Angola depends heavily on China for crude sales, but oil demand there is weaker because tens of millions of people are once again under lockdown, and smaller independent oil refiners known as teapots have cut back purchases.
Last year, China accounted for roughly 84% of the purchases of Angolan barrels and has dominated buying for at least a decade. That means there are no ready markets elsewhere that can easily soak up cargoes from the west African country on a comparable scale.
“Teapots’ crude buying interests are going lower and lower due to the recent weak demand and deepening run cuts,” said Mercedes McKay, an analyst at Facts Global Energy.
Nigeria’s sales to Asia are also suffering because its key buyer, India, is looking well-supplied following a spate of Russian oil purchases, McKay said, adding that India imported almost as much Urals from Russia last month as in all of last year.
The nation’s top refiners such as Indian Oil Corp. have been importing less African oil since the crisis started, tender data compiled by Bloomberg show.
West Africa’s other main market, Europe, is also seeing muted buying because oil refineries there view cargo offer prices as too high, traders said.
Several shipments of Nigerian crude have been offered for sale in Europe multiple times in a pricing window organized by Platts in recent weeks, without securing either buyers or bids.
“The prompt market in Europe is already well-supplied with European refiners being very cautious about run rates,” said Gallarati.
The signs of a relatively slack West African market add to signals that initial concerns about prompt supply tightness caused by Russia’s invasion might be easing. In the North Sea, key indicators of market strength have also been cooling.
Still, sales for West African crude are likely to improve in the coming months as refining runs ramp up for the summer and crude flows from Russia start to dwindle in earnest, particularly in northwest Europe, according to Energy Aspects.
Russia was also a key supplier of diesel to Europe before the crisis, and profit margins for producing diesel in the continent have soared during the conflict.
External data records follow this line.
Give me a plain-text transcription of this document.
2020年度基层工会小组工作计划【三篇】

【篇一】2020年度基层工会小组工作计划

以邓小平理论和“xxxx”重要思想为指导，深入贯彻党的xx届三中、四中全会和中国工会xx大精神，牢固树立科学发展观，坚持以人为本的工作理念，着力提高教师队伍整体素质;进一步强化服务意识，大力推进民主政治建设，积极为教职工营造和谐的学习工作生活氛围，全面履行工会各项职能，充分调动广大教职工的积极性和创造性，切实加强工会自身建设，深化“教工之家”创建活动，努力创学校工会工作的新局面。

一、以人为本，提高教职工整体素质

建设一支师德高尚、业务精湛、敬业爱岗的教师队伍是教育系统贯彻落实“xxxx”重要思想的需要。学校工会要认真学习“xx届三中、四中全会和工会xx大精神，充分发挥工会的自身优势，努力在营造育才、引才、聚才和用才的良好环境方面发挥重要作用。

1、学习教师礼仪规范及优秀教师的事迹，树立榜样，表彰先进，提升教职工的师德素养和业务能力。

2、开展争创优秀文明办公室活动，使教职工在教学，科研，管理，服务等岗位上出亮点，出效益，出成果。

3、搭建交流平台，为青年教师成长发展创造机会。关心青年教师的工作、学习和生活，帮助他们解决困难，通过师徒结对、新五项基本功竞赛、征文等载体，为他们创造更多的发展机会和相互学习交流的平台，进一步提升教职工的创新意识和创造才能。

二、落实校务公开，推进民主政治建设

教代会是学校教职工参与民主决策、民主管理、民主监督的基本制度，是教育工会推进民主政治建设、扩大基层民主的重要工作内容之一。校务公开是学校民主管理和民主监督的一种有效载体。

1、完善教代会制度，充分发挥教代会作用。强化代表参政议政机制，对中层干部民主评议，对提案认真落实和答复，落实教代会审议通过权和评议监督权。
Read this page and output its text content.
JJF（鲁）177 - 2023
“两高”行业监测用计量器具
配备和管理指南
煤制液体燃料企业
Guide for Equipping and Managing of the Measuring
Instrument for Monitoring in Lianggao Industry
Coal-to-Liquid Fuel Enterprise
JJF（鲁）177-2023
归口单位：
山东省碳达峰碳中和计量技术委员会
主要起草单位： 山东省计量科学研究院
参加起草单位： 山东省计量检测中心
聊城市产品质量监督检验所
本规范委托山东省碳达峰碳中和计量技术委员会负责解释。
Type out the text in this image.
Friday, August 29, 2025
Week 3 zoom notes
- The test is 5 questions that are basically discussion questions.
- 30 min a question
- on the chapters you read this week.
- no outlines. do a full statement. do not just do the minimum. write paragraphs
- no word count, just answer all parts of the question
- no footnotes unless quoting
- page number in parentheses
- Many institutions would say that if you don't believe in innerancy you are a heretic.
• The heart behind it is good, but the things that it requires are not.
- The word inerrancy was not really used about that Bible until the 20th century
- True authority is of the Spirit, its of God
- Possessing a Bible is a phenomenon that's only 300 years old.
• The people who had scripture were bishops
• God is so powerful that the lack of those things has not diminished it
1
Refiners in the region have the financial incentive to produce as much diesel as they can. A lot of West African oil tends to be rich in gasoline, which has had a less stellar rally.
“In June and July, we expect global crude balances will be very tight because we expect runs to increase,” said Gallarati. “There will be less Russian barrels coming into Europe in the coming months, so refiners are going to call on pretty much everywhere, including West Africa.”